As part of Duke’s Perioperative Optimization of Senior Health (POSH) program, a quality improvement project was implemented to evaluate an inpatient, postoperative, personalized music program for older adults undergoing elective surgeries. A report on the project was published in 2019 in the Journal of PeriAnesthesia Nursing, concluding that program participants perceived improved mood and pain control, were satisfied with their hospital experience, and had lower rates of incident delirium.

“As a result of music interventions, we’ve seen patients in nursing homes ‘come alive,’ becoming more responsive in end-stage dementia and having some improvements in memory, such as remembering names or remembering the words to a favorite hymn,” explains geriatric medicine specialist Neema Kapadia Sharda, MD, who was the project report’s lead author. “A lot of work has been done surrounding the use of music in the perioperative time period, suggesting a reduction in anxiety, heart rate, blood pressure, and cortisol levels.

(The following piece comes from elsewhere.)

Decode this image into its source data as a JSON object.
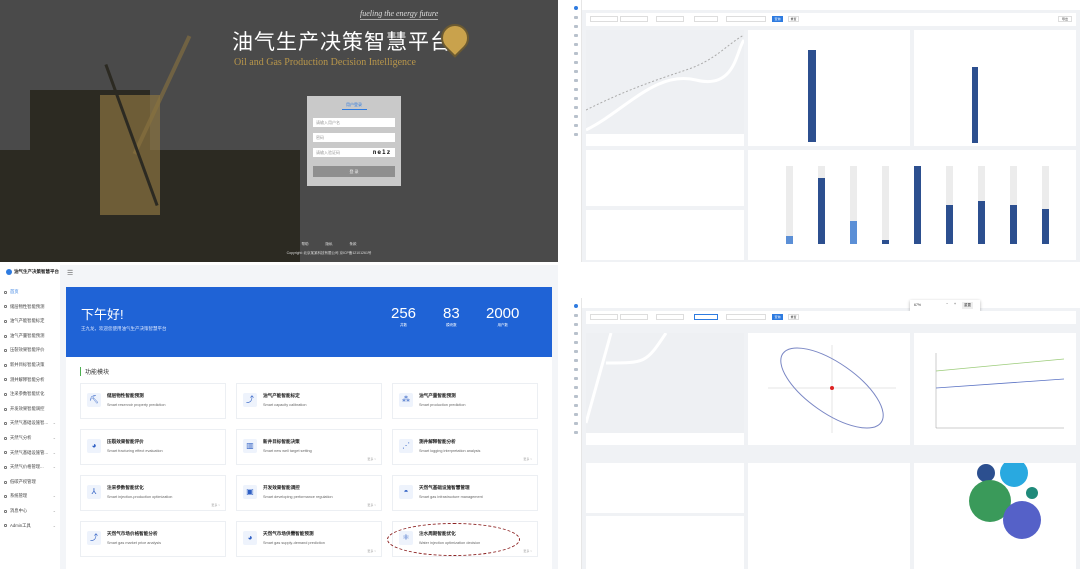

The idea behind our project was to look at music’s influence on perceived pain and anxiety in the postoperative period; many of our patients had some degree of cognitive impairment.”

The project team started by asking patients for their favorite songs, artists, or music genres, engaging family members to help with the lists. Songs were downloaded on a device provided by the hospital if patients didn’t have their own, and headphones were provided for patients to use in the hospital and take home after discharge to encourage them to continue the music program to aid in their recovery. Most participants listened to music for less than three hours per day while hospitalized.

Results from the project:

  • 81.1% of the respondents reported that the music intervention had a positive or very positive effect on their mood.
  • Of the participants who reported experiencing pain, 61.3% reported that the music intervention had a moderate or major effect on modulating that pain.
  • 97.4% of the respondents reported that they were satisfied or very satisfied with their hospital experience.
  • 89.5% of the respondents reported that they were likely to continue listening at home as a part of their recovery.

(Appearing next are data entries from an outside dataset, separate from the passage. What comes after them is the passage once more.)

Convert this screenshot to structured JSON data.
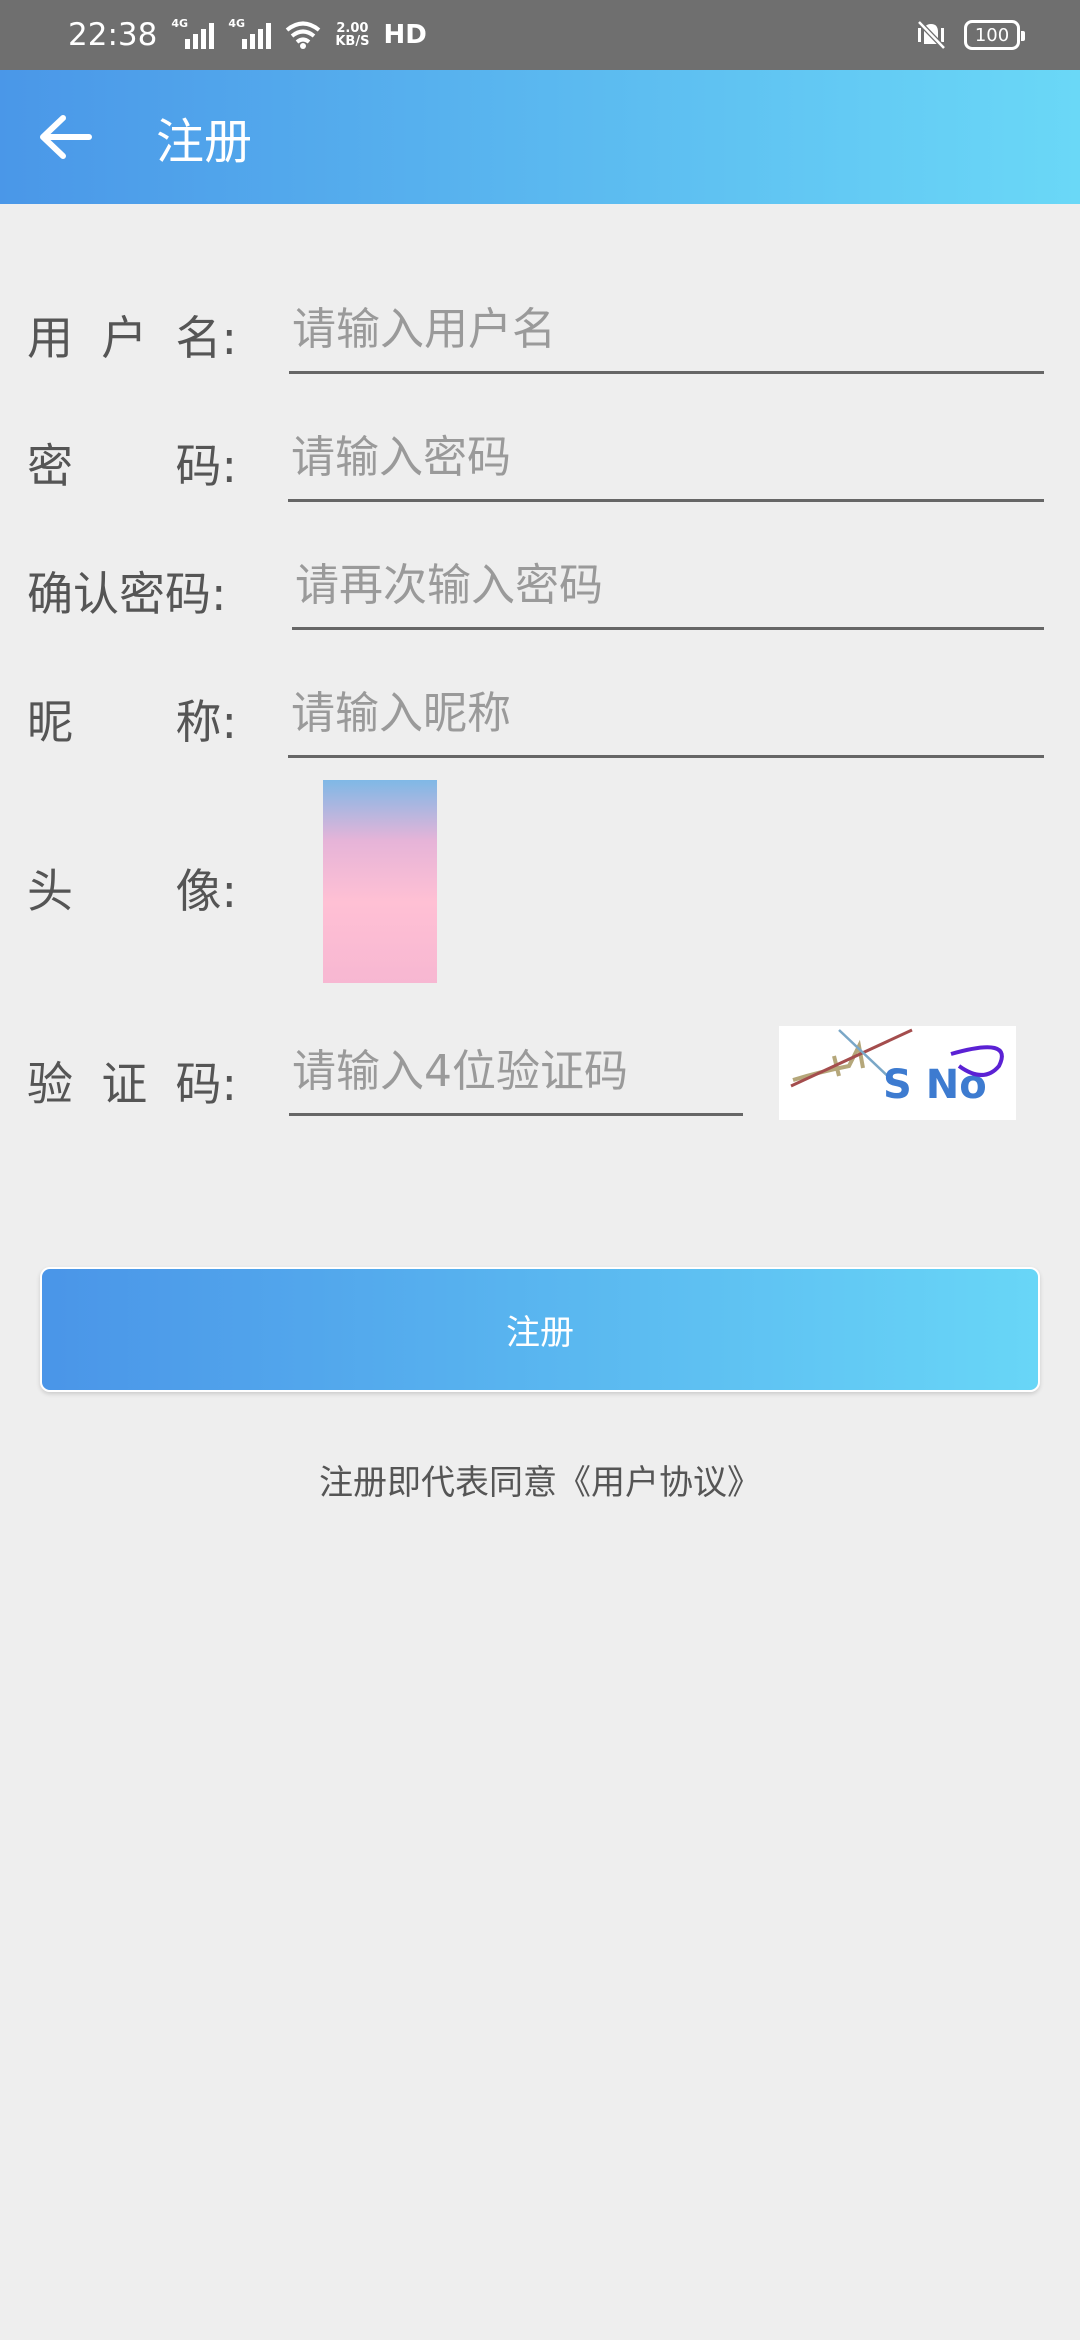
{
  "status_bar": {
    "time": "22:38",
    "network_1": "4G",
    "network_2": "4G",
    "speed_top": "2.00",
    "speed_bottom": "KB/S",
    "hd": "HD",
    "battery": "100"
  },
  "header": {
    "title": "注册"
  },
  "form": {
    "username": {
      "label": [
        "用",
        "户",
        "名:"
      ],
      "placeholder": "请输入用户名"
    },
    "password": {
      "label": [
        "密",
        "码:"
      ],
      "placeholder": "请输入密码"
    },
    "confirm_password": {
      "label": [
        "确认密码:"
      ],
      "placeholder": "请再次输入密码"
    },
    "nickname": {
      "label": [
        "昵",
        "称:"
      ],
      "placeholder": "请输入昵称"
    },
    "avatar": {
      "label": [
        "头",
        "像:"
      ]
    },
    "captcha": {
      "label": [
        "验",
        "证",
        "码:"
      ],
      "placeholder": "请输入4位验证码",
      "code_text": "S No"
    }
  },
  "submit_label": "注册",
  "agreement_text": "注册即代表同意《用户协议》",
  "colors": {
    "appbar_start": "#4a97e8",
    "appbar_end": "#6ad8f7"
  }
}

“One interesting thing to note about our findings is the importance of personalization—the music has to mean something to provoke autobiographical memories for patients and have positive effects,” Sharda reports. “These results really speak to the power of the music.”

In the age of COVID-19, says Sharda, with visitors often limited and patients isolated from their families, older adults with cognitive impairment may experience delirium, or have difficulties eating without family members there to remind them. For these patients, music can be a way for staff to connect with them in the absence of their loved ones.

Another natural benefit of music is its nonpharmacological nature. “We know that medications can often cause trouble for older patients; we’re becoming more and more aware of their harmful effects and looking for alternatives,” says Sharda. “Because it’s such an obvious tool, we sometimes don’t even think about how beneficial music can be.”

Although a music intervention program is simple to implement in hospital settings, Sharda notes that a culture change is required in order for it to take hold. The entire care team must recognize the program’s value and be willing to support it as a way to implement personalized care in a multidisciplinary fashion.

“An inpatient, personalized music program is a feasible, inexpensive, evidence-based intervention that can be implemented with minimal additional hospital resources when adequate attention is given to workflow and culture change,” she says.